Não quero com isto dizer que as rotinas, os sons e os cheiros familiares ou o comportamento das pessoas que estão em casa não sejam importantes para um animal de companhia. Tenho a certeza de que são mesmo muito importantes. Com esta experiência proponho-me muito simplesmente separar as várias influências que normalmente talvez actuem em conjunto, para verificar se há no comportamento em causa algum componente por explicar. Será que o animal continua a saber quando a pessoa está para chegar a casa mesmo depois de terem sido eliminados todos os indícios sensoriais possíveis e imagináveis? Neste sentido, a experiência tem semelhanças à dos pombos-correio. Mesmo depois de eliminados todos os indícios, um após outro, os pombos continuam a encontrar o caminho de regresso a casa.

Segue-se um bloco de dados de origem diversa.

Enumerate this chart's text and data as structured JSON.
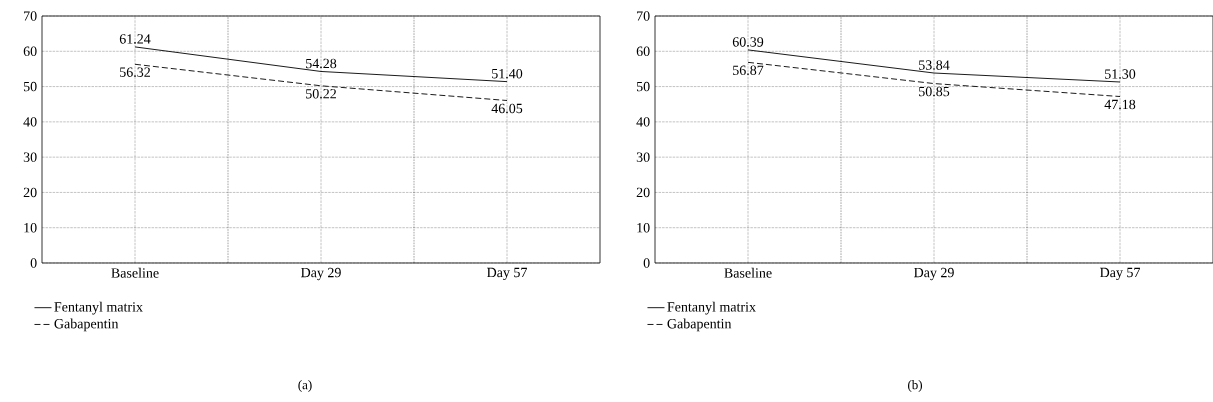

A única investigação deste tipo que, tanto quanto sei, está publicada foi realizada por um “amigo cientista” de William Long, de quem já falei a propósito do seu cão Don:
Este segundo cão, Watch (vigia) de nome e por natureza, tinha por hábito esperar pelo dono como o Don esperava por mim no caminho. O dono, carpinteiro e construtor civil, tinha um escritório na cidade e customava regressar do escritório ou do trabalho a qualquer hora, umas vezes ao princípio da tarde, outras vezes já de noite. E, voltasse o homem a que horas voltasse, o Watch parecia seguir-lhe os movimentos como se estivesse a vê-lo; ficava agitado, se estivesse em casa desatava a ladrar para que o deixassem sair e partia à desfilada para se encontrar com o dono mais ou menos a meio caminho… Aquele estranho “dom” era conhecido em toda a vizinhança e, de vez em quando, havia um céptico que encenava uma experiência: o dono acedia a definir a hora a que iria voltar para casa e uma ou mais pessoas interessadas ficavam a vigiar o cão. Foi assim que o meu amigo cientista pôs o Watch repetidas vezes à prova, observando-o a fazer-se à estrada momentos depois da hora a que o dono saía do escritório ou das obras em que estava a trabalhar na cidade, a cinco ou mais quilómetros de distância.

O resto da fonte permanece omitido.